Partners may access HIV and Aids records under new Bill

Sunday February 26 2012

  A mobile Voluntary Counselling and Testing unit in Nairobi.

PHOTO / FILE A mobile Voluntary Counselling and Testing unit in Nairobi. The new Health Bill says if an infected individual refuses to inform his or her partner accordingly, the partner will apparently have the right to access the information held by the health service on the matter. 

By GATONYE GATHURA [email protected]

People who think they can keep secret their HIV positive status from their partners are in for a shock because the latter can walk to a health centre and demand access to the information.

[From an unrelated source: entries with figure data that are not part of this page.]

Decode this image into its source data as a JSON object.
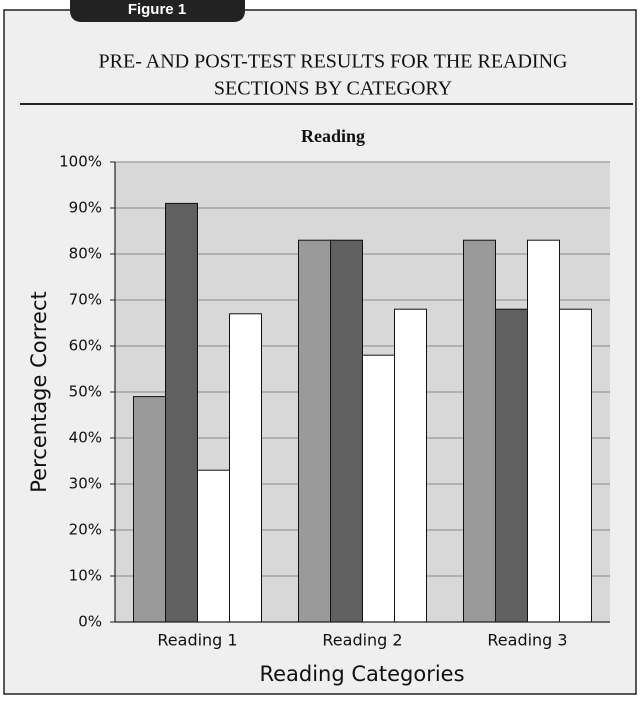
{
  "figure_label": "Figure 1",
  "header": {
    "title_line1": "PRE- AND POST-TEST RESULTS FOR THE READING",
    "title_line2": "SECTIONS BY CATEGORY"
  },
  "chart_data": {
    "type": "bar",
    "title": "Reading",
    "categories": [
      "Reading 1",
      "Reading 2",
      "Reading 3"
    ],
    "series": [
      {
        "color": "#9a9a9a",
        "values": [
          49,
          83,
          83
        ]
      },
      {
        "color": "#606060",
        "values": [
          91,
          83,
          68
        ]
      },
      {
        "color": "#ffffff",
        "values": [
          33,
          58,
          83
        ]
      },
      {
        "color": "#ffffff",
        "values": [
          67,
          68,
          68
        ]
      }
    ],
    "x_label": "Reading Categories",
    "y_label": "Percentage Correct",
    "ylim": [
      0,
      100
    ],
    "yticks": [
      {
        "value": 0,
        "label": "0%"
      },
      {
        "value": 10,
        "label": "10%"
      },
      {
        "value": 20,
        "label": "20%"
      },
      {
        "value": 30,
        "label": "30%"
      },
      {
        "value": 40,
        "label": "40%"
      },
      {
        "value": 50,
        "label": "50%"
      },
      {
        "value": 60,
        "label": "60%"
      },
      {
        "value": 70,
        "label": "70%"
      },
      {
        "value": 80,
        "label": "80%"
      },
      {
        "value": 90,
        "label": "90%"
      },
      {
        "value": 100,
        "label": "100%"
      }
    ],
    "grid": true
  }
}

According to a tough new Health Bill expected to become law within three months, an individual’s health information will remain confidential even with a devolved sector, except records on HIV and other sexually-transmitted diseases.

“If the infected individual refuses to inform his or her partner accordingly, the partner will apparently have the right to access the information held by the health service on the matter,” says the Bill.

Although this is alluded to in the current Aids Act, the Bill says the necessary modifications and access demand will be prepared to make this possible.

The Bill, which covers many health and legal aspects, says no Kenyan should be denied emergency medical care for lack of money.

If such a case is reported, the responsible medical personnel is liable for a Sh200,000 fine or a three-month jail-term, or both.

In the devolved health system, it will no longer be difficult for patients to complain of mishandling or mistreatment in hospitals because all such facilities will be required to display the procedures for reporting a complaint.

“The procedures for laying complaints must be displayed by all health establishments in a manner that is visible for any person entering the establishment and the procedure must be communicated to users on a regular basis,” says the draft by the two ministries of Health.

Because the Constitution guarantees all Kenyans a right to medical care, anybody refusing treatment for a life threatening condition or where a doctor thinks it is necessary, will be required to confirm the refusal in writing.

In a move that could hit hard on the many nutritional supplements and foods claimed to have healing properties, the law will require that these be registered just like medicines.

All medicines and vaccines will only be registered in the country after they are proven that indeed they offer the claimed effect.

The counties will be responsible for promoting regular physical activities and providing the necessary space and facilities for such in their areas of jurisdiction.

Also they are expected to counter the excessive use and adulteration of alcohol products as well as use of tobacco.